6. How to design a flyer with a QR code?
Flyers with a QR code tend to be quite effective. By linking the code to a contact form on your website, you can make it really simple for potential customers to get in touch with you – all without cluttering up your flyer. Similarly, the code can also be linked to your social media profiles.
VistaPrint’s QR Code Generator makes getting a QR code for your business quick, easy and free. To begin, decide where you want your QR code to land. After this, click on ‘Create QR code’ to generate the code. Once created, test it out using your phone’s camera and download or customise the design as you’d like. You can change the colour, add social icons and even adjust the shape of the code. The last step is to download it and add it to the design you are working on.
7. Flyer distribution techniques
Once you’ve got your flyers’ design done and printed, it’s time to get them out to your audience. Informational and product flyers are usually handed directly to the people with whom you’ve already engaged, whether in your office or at a trade show. If you’re promoting an event or want to advertise your business in general, you’re going to have to think about broader distribution options.
The easiest way to get the word out is to place your flyers where your audience goes. This is the option with the least amount of work because you simply need to ask someone if it’s okay if you use a little space on their bulletin board or in their window. Waiting rooms and other local businesses are also great places to display your flyers – just stack them in a holder to keep the flyers upright and add a touch of professionalism.

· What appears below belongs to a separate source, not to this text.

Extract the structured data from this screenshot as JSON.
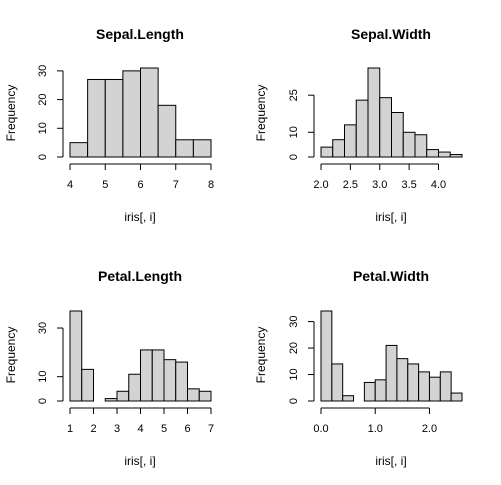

If you’re displaying flyers at another business, make sure they’re the right fit for your target audience. Advertising your new day spa? It’s probably a better move to post a flyer at a nearby hair salon instead of at the local DIY shop.
Street promotion costs more money, but it can get more flyers in front of more people…very quickly. Asking people to look at a piece of paper isn’t enough – instead, work with your staff on an engaging opening line to attract customer attention. You may also want to look into door-to-door options, i.e., dropping off flyers directly at the customer’s home or business. This can be a very effective distribution channel for service businesses like landscapers, exterminators and home repair, because you’re reaching the potential audience right where they can be helped.
Another option for distributing flyers is to insert them into a publication. Consider this if you work in a specific industry that has its own publications or if your area has a local newspaper or magazine. Include a voucher or promo code for an added incentive!
The world is loaded with distractions, and you’ve only got a second or two to catch your customer’s eye. By taking the time to craft good flyer copy and an attractive design, you’ll ensure your business makes a great first impression.